Splice raconte l'histoire de Clive (Adrien Brody) et Elsa (Sarah Polley), ingénieurs généticiens ayant réussi à combiner l'ADN de plusieurs espèces animales afin de créer deux créatures développant de nouvelles formes de protéines permettant de soigner nombre de maladies. Souhaitant pousser plus loin leurs recherches, ils proposent à la société pharmaceutique qui les emploie de combiner de l'ADN humain à celui des créatures qu'ils sont parvenus à créer. Face au refus de leur employeur, les deux scientifiques décident de poursuivre malgré tout leur projet, contre toute considération éthique et morale, et donnent naissance à un être hybride qu'ils prénomment Dren.
Le thème de la manipulation génétique a été allègrement exploité au cinéma, de L'île du docteur Moreau à Jurassic Park, en passant par Scanners ou Le continent des hommes-poissons. Vincenzo Natali apporte sa pierre à l'édifice, en développant avant tout un drame familial, même si les sempiternelles questions sur les dangers des dérives de la science y sont également posées (mais ce n'est pas là que le film trouve sa force). En effet, le personnage incarné par la toujours impeccable et séduisante Sarah Polley constitue la clé du film, celle par laquelle tous les évènements se déclencheront.
Sans déflorer l'intrigue, le thème de la maternité est au centre de Splice, le metteur en scène développant un propos mêlant héritage familial, reproduction des erreurs parentales et traumatisme d'enfance. La créature, interprétée par la troublante Delphine Chanéac, agira ainsi comme l'élément révélateur de la personnalité des protagonistes, et notamment de celle d'Elsa. L'on peut d'ailleurs voir dans la décision de cette dernière de donner naissance à la créature la volonté d'exorciser ses propres blessures, en se confrontant à un être qu'elle considérera bien vite comme sa fille.
En revanche, le film souffre d'une mise en scène bien trop impersonnelle pour pleinement porter son sujet et lui donner un véritable point de vue visuel. La réalisation de Natali n'arrive ainsi que très rarement à transcender son scénario et à lui conférer l'impact émotionnel qu'il méritait. En revanche, deux plans sortent clairement du lot et nous sautent littéralement au visage par la beauté plastique de leur composition: Dren surgissant sur le toit d'une ferme, image gothique en diable, et Dren chevauchant son créateur, toutes ailes déployées, durant l'acte d'amour. Cette dernière scène, d'une beauté absolue, balaye d'un revers de la main tout concept d'intolérance et de racisme, dans une scène d'amour d'une force émotionnelle telle qu'elle mérite à elle seule la vision du film. Transgressive, la séquence s'avère avant tout porteuse de beauté et de pureté des sentiments, loin de tout jugement moral.

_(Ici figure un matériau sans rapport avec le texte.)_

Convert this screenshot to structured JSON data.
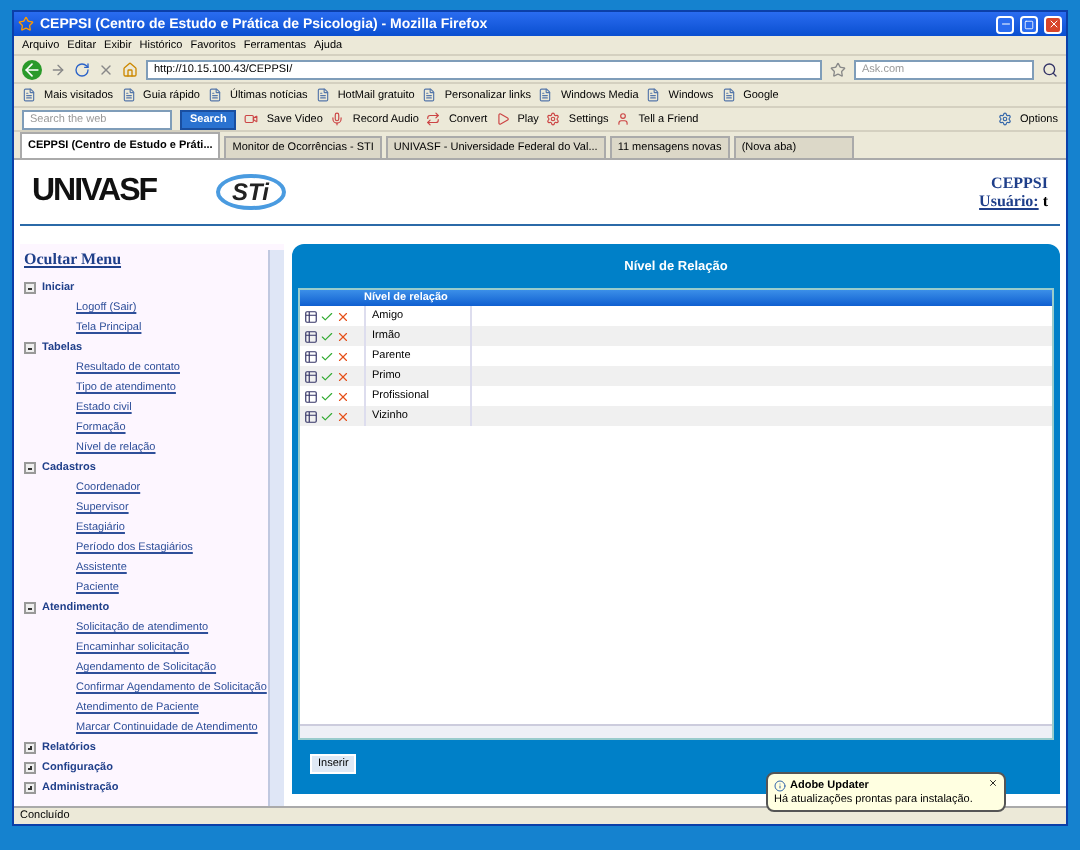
{
  "window": {
    "title": "CEPPSI (Centro de Estudo e Prática de Psicologia) - Mozilla Firefox"
  },
  "menu_bar": [
    "Arquivo",
    "Editar",
    "Exibir",
    "Histórico",
    "Favoritos",
    "Ferramentas",
    "Ajuda"
  ],
  "navigation": {
    "url": "http://10.15.100.43/CEPPSI/",
    "search_placeholder": "Ask.com"
  },
  "bookmarks": [
    "Mais visitados",
    "Guia rápido",
    "Últimas notícias",
    "HotMail gratuito",
    "Personalizar links",
    "Windows Media",
    "Windows",
    "Google"
  ],
  "toolbar": {
    "search_placeholder": "Search the web",
    "search_button": "Search",
    "items": [
      "Save Video",
      "Record Audio",
      "Convert",
      "Play",
      "Settings",
      "Tell a Friend"
    ],
    "options": "Options"
  },
  "tabs": [
    {
      "label": "CEPPSI (Centro de Estudo e Práti...",
      "selected": true
    },
    {
      "label": "Monitor de Ocorrências - STI",
      "selected": false
    },
    {
      "label": "UNIVASF - Universidade Federal do Val...",
      "selected": false
    },
    {
      "label": "11 mensagens novas",
      "selected": false
    },
    {
      "label": "(Nova aba)",
      "selected": false
    }
  ],
  "header": {
    "logos": [
      "UNIVASF",
      "STi"
    ],
    "site": "CEPPSI",
    "user_label": "Usuário:",
    "user": "t"
  },
  "sidebar": {
    "hide_menu": "Ocultar Menu",
    "groups": [
      {
        "label": "Iniciar",
        "expanded": true,
        "children": [
          "Logoff (Sair)",
          "Tela Principal"
        ]
      },
      {
        "label": "Tabelas",
        "expanded": true,
        "children": [
          "Resultado de contato",
          "Tipo de atendimento",
          "Estado civil",
          "Formação",
          "Nível de relação"
        ]
      },
      {
        "label": "Cadastros",
        "expanded": true,
        "children": [
          "Coordenador",
          "Supervisor",
          "Estagiário",
          "Período dos Estagiários",
          "Assistente",
          "Paciente"
        ]
      },
      {
        "label": "Atendimento",
        "expanded": true,
        "children": [
          "Solicitação de atendimento",
          "Encaminhar solicitação",
          "Agendamento de Solicitação",
          "Confirmar Agendamento de Solicitação",
          "Atendimento de Paciente",
          "Marcar Continuidade de Atendimento"
        ]
      },
      {
        "label": "Relatórios",
        "expanded": false
      },
      {
        "label": "Configuração",
        "expanded": false
      },
      {
        "label": "Administração",
        "expanded": false
      }
    ]
  },
  "main": {
    "title": "Nível de Relação",
    "column": "Nível de relação",
    "rows": [
      "Amigo",
      "Irmão",
      "Parente",
      "Primo",
      "Profissional",
      "Vizinho"
    ],
    "insert_button": "Inserir"
  },
  "notification": {
    "title": "Adobe Updater",
    "text": "Há atualizações prontas para instalação."
  },
  "status_bar": "Concluído"
}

L'on balayera rapidement les interprétations masturbatoires d'une certaine presse voyant avant tout dans le film une résonnance freudienne à base de complexe d'Oedipe, Splice constituant avant tout une oeuvre émotionnelle et dépeignant les blessures de ses personnages par le biais de l'histoire et des images, sans jamais tomber dans le pensum psychanalytique.
Oeuvre profondément humaine, extrêmement réussie dans la conception de sa créature (Dren est véritablement troublante), et hommage en filigrane au mythe de Frankenstein, Splice, bien que souffrant de certaines petites longueurs, emporte l'adhésion par la profondeur de son récit, davantage que par ses aspects purement cinématographiques, et constitue la première bonne surprise de cet été.